I was impressed. I’ve read and witnessed firsthand many accounts from mothers who experienced outright hostility over breastfeeding in public, even when they were completely covered up. Yet here, in this tight-quartered situation, the public politely gave her as much privacy as they could. The only agitation I could sense around us came from the young man sitting in the window seat beside me. His discomfort seemed to stem more from his sense of situational awkwardness and nothing more negative than that.
My aisle-seated neighbor continued to feed her baby sporadically throughout the two-hour flight whenever he seemed to get fussy or anxious. She explained that she didn’t want him to disturb anyone, and this was her way to help keep him quiet, as well as to help his ears from feeling any pain. Her method certainly seemed to have an effect, as he was the best-behaved baby on the entire flight. The back of the plane in particular seemed rather noisy, compared to her son, who snacked happily throughout his airborne travels.
As the plane descended and came to a stop outside our terminal, I commented to her what a well-behaved baby he was and how her method certainly seemed to work. Surprisingly, the window-seated young man leaned over and nodded. “He really was very good!” he said. His discomfort was nowhere in evidence and he seemed rather blasé about it all.

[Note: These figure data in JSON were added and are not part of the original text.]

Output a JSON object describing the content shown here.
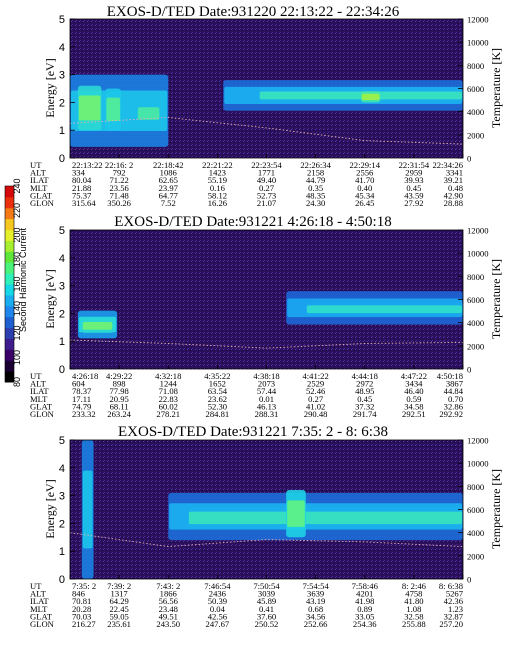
{
  "colorbar": {
    "label": "Second Harmonic Current",
    "ticks": [
      "80",
      "100",
      "120",
      "140",
      "160",
      "180",
      "200",
      "220",
      "240"
    ],
    "min": 80,
    "max": 240,
    "colors": [
      "#000000",
      "#1a0033",
      "#3a0068",
      "#3f1c8c",
      "#2b3fae",
      "#1e5fd0",
      "#1f86ee",
      "#1aaef0",
      "#15d7e6",
      "#2ff0b8",
      "#49f27a",
      "#5fe63a",
      "#a7ee2e",
      "#e6f02a",
      "#f6c71e",
      "#f37a14",
      "#ea2f0c",
      "#d40a0a"
    ]
  },
  "row_labels": [
    "UT",
    "ALT",
    "ILAT",
    "MLT",
    "GLAT",
    "GLON"
  ],
  "panels": [
    {
      "title": "EXOS-D/TED   Date:931220  22:13:22 - 22:34:26",
      "ylabel_left": "Energy [eV]",
      "ylabel_right": "Temperature [K]",
      "yticks_left": [
        "0",
        "1",
        "2",
        "3",
        "4",
        "5"
      ],
      "yticks_right": [
        "0",
        "2000",
        "4000",
        "6000",
        "8000",
        "10000",
        "12000"
      ],
      "columns": [
        {
          "UT": "22:13:22",
          "ALT": "334",
          "ILAT": "80.04",
          "MLT": "21.88",
          "GLAT": "75.37",
          "GLON": "315.64"
        },
        {
          "UT": "22:16: 2",
          "ALT": "792",
          "ILAT": "71.22",
          "MLT": "23.56",
          "GLAT": "71.48",
          "GLON": "350.26"
        },
        {
          "UT": "22:18:42",
          "ALT": "1086",
          "ILAT": "62.65",
          "MLT": "23.97",
          "GLAT": "64.77",
          "GLON": "7.52"
        },
        {
          "UT": "22:21:22",
          "ALT": "1423",
          "ILAT": "55.19",
          "MLT": "0.16",
          "GLAT": "58.12",
          "GLON": "16.26"
        },
        {
          "UT": "22:23:54",
          "ALT": "1771",
          "ILAT": "49.40",
          "MLT": "0.27",
          "GLAT": "52.73",
          "GLON": "21.07"
        },
        {
          "UT": "22:26:34",
          "ALT": "2158",
          "ILAT": "44.79",
          "MLT": "0.35",
          "GLAT": "48.35",
          "GLON": "24.30"
        },
        {
          "UT": "22:29:14",
          "ALT": "2556",
          "ILAT": "41.70",
          "MLT": "0.40",
          "GLAT": "45.34",
          "GLON": "26.45"
        },
        {
          "UT": "22:31:54",
          "ALT": "2959",
          "ILAT": "39.93",
          "MLT": "0.45",
          "GLAT": "43.59",
          "GLON": "27.92"
        },
        {
          "UT": "22:34:26",
          "ALT": "3341",
          "ILAT": "39.21",
          "MLT": "0.48",
          "GLAT": "42.90",
          "GLON": "28.88"
        }
      ]
    },
    {
      "title": "EXOS-D/TED   Date:931221  4:26:18 - 4:50:18",
      "ylabel_left": "Energy [eV]",
      "ylabel_right": "Temperature [K]",
      "yticks_left": [
        "0",
        "1",
        "2",
        "3",
        "4",
        "5"
      ],
      "yticks_right": [
        "0",
        "2000",
        "4000",
        "6000",
        "8000",
        "10000",
        "12000"
      ],
      "columns": [
        {
          "UT": "4:26:18",
          "ALT": "604",
          "ILAT": "78.37",
          "MLT": "17.11",
          "GLAT": "74.79",
          "GLON": "233.32"
        },
        {
          "UT": "4:29:22",
          "ALT": "898",
          "ILAT": "77.98",
          "MLT": "20.95",
          "GLAT": "68.11",
          "GLON": "263.24"
        },
        {
          "UT": "4:32:18",
          "ALT": "1244",
          "ILAT": "71.08",
          "MLT": "22.83",
          "GLAT": "60.02",
          "GLON": "278.21"
        },
        {
          "UT": "4:35:22",
          "ALT": "1652",
          "ILAT": "63.54",
          "MLT": "23.62",
          "GLAT": "52.30",
          "GLON": "284.81"
        },
        {
          "UT": "4:38:18",
          "ALT": "2073",
          "ILAT": "57.44",
          "MLT": "0.01",
          "GLAT": "46.13",
          "GLON": "288.31"
        },
        {
          "UT": "4:41:22",
          "ALT": "2529",
          "ILAT": "52.46",
          "MLT": "0.27",
          "GLAT": "41.02",
          "GLON": "290.48"
        },
        {
          "UT": "4:44:18",
          "ALT": "2972",
          "ILAT": "48.95",
          "MLT": "0.45",
          "GLAT": "37.32",
          "GLON": "291.74"
        },
        {
          "UT": "4:47:22",
          "ALT": "3434",
          "ILAT": "46.40",
          "MLT": "0.59",
          "GLAT": "34.58",
          "GLON": "292.51"
        },
        {
          "UT": "4:50:18",
          "ALT": "3867",
          "ILAT": "44.84",
          "MLT": "0.70",
          "GLAT": "32.86",
          "GLON": "292.92"
        }
      ]
    },
    {
      "title": "EXOS-D/TED   Date:931221  7:35: 2 - 8: 6:38",
      "ylabel_left": "Energy [eV]",
      "ylabel_right": "Temperature [K]",
      "yticks_left": [
        "0",
        "1",
        "2",
        "3",
        "4",
        "5"
      ],
      "yticks_right": [
        "0",
        "2000",
        "4000",
        "6000",
        "8000",
        "10000",
        "12000"
      ],
      "columns": [
        {
          "UT": "7:35: 2",
          "ALT": "846",
          "ILAT": "70.81",
          "MLT": "20.28",
          "GLAT": "70.03",
          "GLON": "216.27"
        },
        {
          "UT": "7:39: 2",
          "ALT": "1317",
          "ILAT": "64.29",
          "MLT": "22.45",
          "GLAT": "59.05",
          "GLON": "235.61"
        },
        {
          "UT": "7:43: 2",
          "ALT": "1866",
          "ILAT": "56.56",
          "MLT": "23.48",
          "GLAT": "49.51",
          "GLON": "243.50"
        },
        {
          "UT": "7:46:54",
          "ALT": "2436",
          "ILAT": "50.39",
          "MLT": "0.04",
          "GLAT": "42.56",
          "GLON": "247.67"
        },
        {
          "UT": "7:50:54",
          "ALT": "3039",
          "ILAT": "45.89",
          "MLT": "0.41",
          "GLAT": "37.60",
          "GLON": "250.52"
        },
        {
          "UT": "7:54:54",
          "ALT": "3639",
          "ILAT": "43.19",
          "MLT": "0.68",
          "GLAT": "34.56",
          "GLON": "252.66"
        },
        {
          "UT": "7:58:46",
          "ALT": "4201",
          "ILAT": "41.98",
          "MLT": "0.89",
          "GLAT": "33.05",
          "GLON": "254.36"
        },
        {
          "UT": "8: 2:46",
          "ALT": "4758",
          "ILAT": "41.80",
          "MLT": "1.08",
          "GLAT": "32.58",
          "GLON": "255.88"
        },
        {
          "UT": "8: 6:38",
          "ALT": "5267",
          "ILAT": "42.36",
          "MLT": "1.23",
          "GLAT": "32.87",
          "GLON": "257.20"
        }
      ]
    }
  ],
  "chart_data": [
    {
      "type": "heatmap",
      "title": "EXOS-D/TED   Date:931220  22:13:22 - 22:34:26",
      "ylabel": "Energy [eV]",
      "y2label": "Temperature [K]",
      "ylim": [
        0,
        5
      ],
      "y2lim": [
        0,
        12000
      ],
      "x": [
        "22:13:22",
        "22:16: 2",
        "22:18:42",
        "22:21:22",
        "22:23:54",
        "22:26:34",
        "22:29:14",
        "22:31:54",
        "22:34:26"
      ],
      "bands": [
        {
          "x0": 0.0,
          "x1": 0.25,
          "e0": 0.4,
          "e1": 3.0,
          "level": 0.55
        },
        {
          "x0": 0.02,
          "x1": 0.08,
          "e0": 1.0,
          "e1": 2.6,
          "level": 0.78
        },
        {
          "x0": 0.09,
          "x1": 0.13,
          "e0": 1.0,
          "e1": 2.5,
          "level": 0.72
        },
        {
          "x0": 0.17,
          "x1": 0.23,
          "e0": 1.2,
          "e1": 2.0,
          "level": 0.7
        },
        {
          "x0": 0.39,
          "x1": 1.0,
          "e0": 1.7,
          "e1": 2.8,
          "level": 0.5
        },
        {
          "x0": 0.48,
          "x1": 1.0,
          "e0": 2.0,
          "e1": 2.5,
          "level": 0.66
        },
        {
          "x0": 0.74,
          "x1": 0.79,
          "e0": 2.0,
          "e1": 2.4,
          "level": 0.85
        }
      ],
      "temperature": {
        "x": [
          0.0,
          0.25,
          0.5,
          0.75,
          1.0
        ],
        "y": [
          3000,
          3500,
          2600,
          1500,
          1200
        ]
      }
    },
    {
      "type": "heatmap",
      "title": "EXOS-D/TED   Date:931221  4:26:18 - 4:50:18",
      "ylabel": "Energy [eV]",
      "y2label": "Temperature [K]",
      "ylim": [
        0,
        5
      ],
      "y2lim": [
        0,
        12000
      ],
      "x": [
        "4:26:18",
        "4:29:22",
        "4:32:18",
        "4:35:22",
        "4:38:18",
        "4:41:22",
        "4:44:18",
        "4:47:22",
        "4:50:18"
      ],
      "bands": [
        {
          "x0": 0.02,
          "x1": 0.12,
          "e0": 1.1,
          "e1": 2.1,
          "level": 0.62
        },
        {
          "x0": 0.03,
          "x1": 0.11,
          "e0": 1.3,
          "e1": 1.8,
          "level": 0.78
        },
        {
          "x0": 0.55,
          "x1": 1.0,
          "e0": 1.6,
          "e1": 2.8,
          "level": 0.48
        },
        {
          "x0": 0.6,
          "x1": 1.0,
          "e0": 1.9,
          "e1": 2.4,
          "level": 0.64
        }
      ],
      "temperature": {
        "x": [
          0.0,
          0.25,
          0.5,
          0.75,
          1.0
        ],
        "y": [
          2500,
          2200,
          1800,
          2200,
          2300
        ]
      }
    },
    {
      "type": "heatmap",
      "title": "EXOS-D/TED   Date:931221  7:35: 2 - 8: 6:38",
      "ylabel": "Energy [eV]",
      "y2label": "Temperature [K]",
      "ylim": [
        0,
        5
      ],
      "y2lim": [
        0,
        12000
      ],
      "x": [
        "7:35: 2",
        "7:39: 2",
        "7:43: 2",
        "7:46:54",
        "7:50:54",
        "7:54:54",
        "7:58:46",
        "8: 2:46",
        "8: 6:38"
      ],
      "bands": [
        {
          "x0": 0.03,
          "x1": 0.06,
          "e0": 0.0,
          "e1": 5.0,
          "level": 0.55
        },
        {
          "x0": 0.25,
          "x1": 1.0,
          "e0": 1.4,
          "e1": 3.1,
          "level": 0.5
        },
        {
          "x0": 0.3,
          "x1": 1.0,
          "e0": 1.8,
          "e1": 2.6,
          "level": 0.66
        },
        {
          "x0": 0.55,
          "x1": 0.6,
          "e0": 1.5,
          "e1": 3.2,
          "level": 0.75
        }
      ],
      "temperature": {
        "x": [
          0.0,
          0.25,
          0.5,
          0.75,
          1.0
        ],
        "y": [
          4000,
          2800,
          3400,
          3200,
          2800
        ]
      }
    }
  ]
}
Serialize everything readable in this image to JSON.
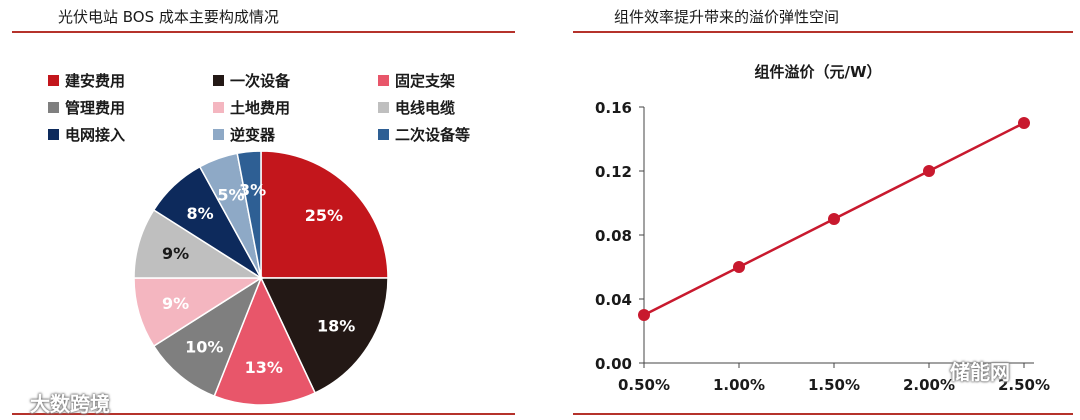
{
  "left_panel": {
    "title": "光伏电站 BOS 成本主要构成情况"
  },
  "right_panel": {
    "title": "组件效率提升带来的溢价弹性空间"
  },
  "watermarks": {
    "left": "大数跨境",
    "right": "储能网"
  },
  "colors": {
    "accent_rule": "#b5322b",
    "line_series": "#c8192e"
  },
  "chart_data": [
    {
      "type": "pie",
      "title": "",
      "legend_position": "top",
      "start_angle_deg": 0,
      "direction": "clockwise",
      "slices": [
        {
          "label": "建安费用",
          "value": 25,
          "display": "25%",
          "color": "#c3161c",
          "text_color": "#ffffff"
        },
        {
          "label": "一次设备",
          "value": 18,
          "display": "18%",
          "color": "#231815",
          "text_color": "#ffffff"
        },
        {
          "label": "固定支架",
          "value": 13,
          "display": "13%",
          "color": "#e8566a",
          "text_color": "#ffffff"
        },
        {
          "label": "管理费用",
          "value": 10,
          "display": "10%",
          "color": "#7f7f7f",
          "text_color": "#ffffff"
        },
        {
          "label": "土地费用",
          "value": 9,
          "display": "9%",
          "color": "#f4b6c0",
          "text_color": "#ffffff"
        },
        {
          "label": "电线电缆",
          "value": 9,
          "display": "9%",
          "color": "#bfbfbf",
          "text_color": "#1a1a1a"
        },
        {
          "label": "电网接入",
          "value": 8,
          "display": "8%",
          "color": "#0d2a5c",
          "text_color": "#ffffff"
        },
        {
          "label": "逆变器",
          "value": 5,
          "display": "5%",
          "color": "#8ea9c6",
          "text_color": "#ffffff"
        },
        {
          "label": "二次设备等",
          "value": 3,
          "display": "3%",
          "color": "#2e5f94",
          "text_color": "#ffffff"
        }
      ]
    },
    {
      "type": "line",
      "title": "组件溢价（元/W）",
      "xlabel": "",
      "ylabel": "",
      "categories": [
        "0.50%",
        "1.00%",
        "1.50%",
        "2.00%",
        "2.50%"
      ],
      "series": [
        {
          "values": [
            0.03,
            0.06,
            0.09,
            0.12,
            0.15
          ],
          "color": "#c8192e"
        }
      ],
      "ylim": [
        0,
        0.16
      ],
      "yticks": [
        "0.00",
        "0.04",
        "0.08",
        "0.12",
        "0.16"
      ],
      "grid": false,
      "legend": false
    }
  ]
}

As women, we have a right to nurture our children. While I can understand the need for respectable coverage during a feeding in public, I certainly expect everyone’s support for a mother who is doing her best to offer a superior source of nourishment. We may still have a long to way to go, but the rising statistics of breastfeeding give me hope, as did an airplane full of people 30,000 feet in the air who clearly respected a mother’s right to feed her child.